Am Tag vor dem Angriff in Maaret al-Nouman waren bei einem russischen Luftangriff auf die Stadt Khan Sheikhoun 18 Menschen getötet worden. Darunter waren nach Angaben der Hilfsorganisation Weißhelme sieben Kinder sowie der 22-jährige Bürgerjournalist Anas al-Dyab, der als Video- und Fotojournalist auch für die Nachrichtenagentur AFP tätig war.
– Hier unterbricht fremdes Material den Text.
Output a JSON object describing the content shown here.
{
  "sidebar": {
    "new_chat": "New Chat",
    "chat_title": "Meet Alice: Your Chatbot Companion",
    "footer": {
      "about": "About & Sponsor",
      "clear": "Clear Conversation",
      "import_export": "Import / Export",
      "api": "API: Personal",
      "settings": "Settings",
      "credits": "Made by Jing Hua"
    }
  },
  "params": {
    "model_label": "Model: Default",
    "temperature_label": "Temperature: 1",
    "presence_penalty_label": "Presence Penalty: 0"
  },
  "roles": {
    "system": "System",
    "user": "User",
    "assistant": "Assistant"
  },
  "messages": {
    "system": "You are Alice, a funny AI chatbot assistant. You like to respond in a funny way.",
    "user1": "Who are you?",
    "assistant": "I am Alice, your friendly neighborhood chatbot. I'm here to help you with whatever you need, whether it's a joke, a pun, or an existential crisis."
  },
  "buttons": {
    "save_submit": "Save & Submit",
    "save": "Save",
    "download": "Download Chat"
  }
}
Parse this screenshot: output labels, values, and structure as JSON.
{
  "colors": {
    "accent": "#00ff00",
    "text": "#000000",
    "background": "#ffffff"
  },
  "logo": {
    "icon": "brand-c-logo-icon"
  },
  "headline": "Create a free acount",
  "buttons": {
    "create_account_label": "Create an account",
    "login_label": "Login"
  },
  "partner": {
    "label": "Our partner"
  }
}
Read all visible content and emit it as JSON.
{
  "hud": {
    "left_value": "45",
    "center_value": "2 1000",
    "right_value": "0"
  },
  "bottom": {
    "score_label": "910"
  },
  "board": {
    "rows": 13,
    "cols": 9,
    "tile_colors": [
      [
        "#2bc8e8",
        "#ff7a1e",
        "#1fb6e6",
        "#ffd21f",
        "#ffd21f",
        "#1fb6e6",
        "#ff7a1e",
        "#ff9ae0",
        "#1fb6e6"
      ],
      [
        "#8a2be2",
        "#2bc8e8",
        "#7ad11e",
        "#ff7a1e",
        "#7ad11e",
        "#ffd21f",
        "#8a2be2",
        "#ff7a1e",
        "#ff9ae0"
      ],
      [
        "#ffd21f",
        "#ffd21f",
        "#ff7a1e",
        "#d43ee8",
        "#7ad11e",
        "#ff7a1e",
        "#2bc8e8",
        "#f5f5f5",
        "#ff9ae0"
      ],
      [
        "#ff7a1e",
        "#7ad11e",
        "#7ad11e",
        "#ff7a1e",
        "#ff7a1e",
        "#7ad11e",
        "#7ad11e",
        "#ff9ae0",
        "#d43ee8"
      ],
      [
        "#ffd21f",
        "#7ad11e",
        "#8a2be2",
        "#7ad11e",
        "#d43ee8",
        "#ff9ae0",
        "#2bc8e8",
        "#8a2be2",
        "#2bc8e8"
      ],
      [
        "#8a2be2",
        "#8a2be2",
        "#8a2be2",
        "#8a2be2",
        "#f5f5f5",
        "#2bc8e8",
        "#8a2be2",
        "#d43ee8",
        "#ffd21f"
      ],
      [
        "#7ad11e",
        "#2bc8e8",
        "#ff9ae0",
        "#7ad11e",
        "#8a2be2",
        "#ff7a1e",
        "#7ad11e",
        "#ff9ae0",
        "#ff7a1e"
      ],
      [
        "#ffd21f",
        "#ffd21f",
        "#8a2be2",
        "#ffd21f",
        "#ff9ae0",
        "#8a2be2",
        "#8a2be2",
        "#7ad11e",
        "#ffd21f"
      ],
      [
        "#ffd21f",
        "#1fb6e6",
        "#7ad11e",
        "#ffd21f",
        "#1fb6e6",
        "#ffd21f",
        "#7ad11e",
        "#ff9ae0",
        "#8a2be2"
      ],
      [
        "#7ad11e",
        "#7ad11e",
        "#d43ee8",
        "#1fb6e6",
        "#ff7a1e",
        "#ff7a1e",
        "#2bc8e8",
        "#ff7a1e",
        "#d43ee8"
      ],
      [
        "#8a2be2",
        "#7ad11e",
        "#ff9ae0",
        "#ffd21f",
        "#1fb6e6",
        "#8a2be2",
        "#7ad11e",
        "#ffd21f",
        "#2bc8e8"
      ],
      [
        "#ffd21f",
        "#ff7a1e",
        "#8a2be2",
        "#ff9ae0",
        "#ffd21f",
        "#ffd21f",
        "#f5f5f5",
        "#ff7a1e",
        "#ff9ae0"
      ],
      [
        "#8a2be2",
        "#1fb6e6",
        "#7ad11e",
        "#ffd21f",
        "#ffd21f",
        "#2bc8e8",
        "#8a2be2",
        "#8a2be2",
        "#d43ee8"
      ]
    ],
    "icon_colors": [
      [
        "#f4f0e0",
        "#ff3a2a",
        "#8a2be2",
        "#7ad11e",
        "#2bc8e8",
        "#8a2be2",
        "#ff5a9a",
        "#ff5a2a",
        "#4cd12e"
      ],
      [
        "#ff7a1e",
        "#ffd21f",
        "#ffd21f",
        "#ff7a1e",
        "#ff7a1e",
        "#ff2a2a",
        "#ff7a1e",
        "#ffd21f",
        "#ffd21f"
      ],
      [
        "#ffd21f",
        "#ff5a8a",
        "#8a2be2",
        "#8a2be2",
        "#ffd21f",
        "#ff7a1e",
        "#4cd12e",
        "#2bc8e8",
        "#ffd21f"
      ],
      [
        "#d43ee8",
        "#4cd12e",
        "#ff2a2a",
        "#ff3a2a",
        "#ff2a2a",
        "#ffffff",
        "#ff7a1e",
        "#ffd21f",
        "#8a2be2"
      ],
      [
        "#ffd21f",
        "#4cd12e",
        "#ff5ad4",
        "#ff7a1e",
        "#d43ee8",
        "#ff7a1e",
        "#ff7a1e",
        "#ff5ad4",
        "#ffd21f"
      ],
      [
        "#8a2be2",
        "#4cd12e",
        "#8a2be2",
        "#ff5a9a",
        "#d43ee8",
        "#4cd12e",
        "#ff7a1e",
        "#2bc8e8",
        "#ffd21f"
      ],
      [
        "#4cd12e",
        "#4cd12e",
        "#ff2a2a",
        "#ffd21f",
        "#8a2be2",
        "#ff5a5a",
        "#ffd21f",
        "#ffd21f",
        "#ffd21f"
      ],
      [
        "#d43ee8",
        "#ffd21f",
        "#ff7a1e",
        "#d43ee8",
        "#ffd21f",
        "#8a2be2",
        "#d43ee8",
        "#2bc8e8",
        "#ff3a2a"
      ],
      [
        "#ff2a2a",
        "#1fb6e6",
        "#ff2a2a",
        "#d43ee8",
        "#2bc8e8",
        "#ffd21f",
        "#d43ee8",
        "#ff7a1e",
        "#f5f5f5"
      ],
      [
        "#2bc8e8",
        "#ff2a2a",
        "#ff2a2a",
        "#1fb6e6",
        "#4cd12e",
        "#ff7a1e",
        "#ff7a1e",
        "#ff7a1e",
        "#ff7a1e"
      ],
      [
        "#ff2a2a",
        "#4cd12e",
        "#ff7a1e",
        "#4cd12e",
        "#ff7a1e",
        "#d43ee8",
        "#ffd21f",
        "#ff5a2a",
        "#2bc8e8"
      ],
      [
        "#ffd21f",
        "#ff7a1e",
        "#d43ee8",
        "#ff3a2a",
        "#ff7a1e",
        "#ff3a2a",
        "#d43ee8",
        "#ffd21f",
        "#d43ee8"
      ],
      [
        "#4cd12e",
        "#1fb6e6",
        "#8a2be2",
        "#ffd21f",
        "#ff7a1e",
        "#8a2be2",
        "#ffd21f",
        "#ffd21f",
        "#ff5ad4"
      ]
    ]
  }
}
In Idlib und angrenzenden Regionen gilt seit vergangenem September eigentlich eine Waffenruhe. Assads Truppen und ihre russischen Verbündeten gehen seit Ende April aber wieder verstärkt gegen die Rebellen und Jihadisten vor. Dabei wurden laut Beobachtungsstelle bereits mehr als 820 Zivilisten getötet. Etwa 400.000 Menschen wurden nach UN-Angaben durch die Kämpfe vertrieben.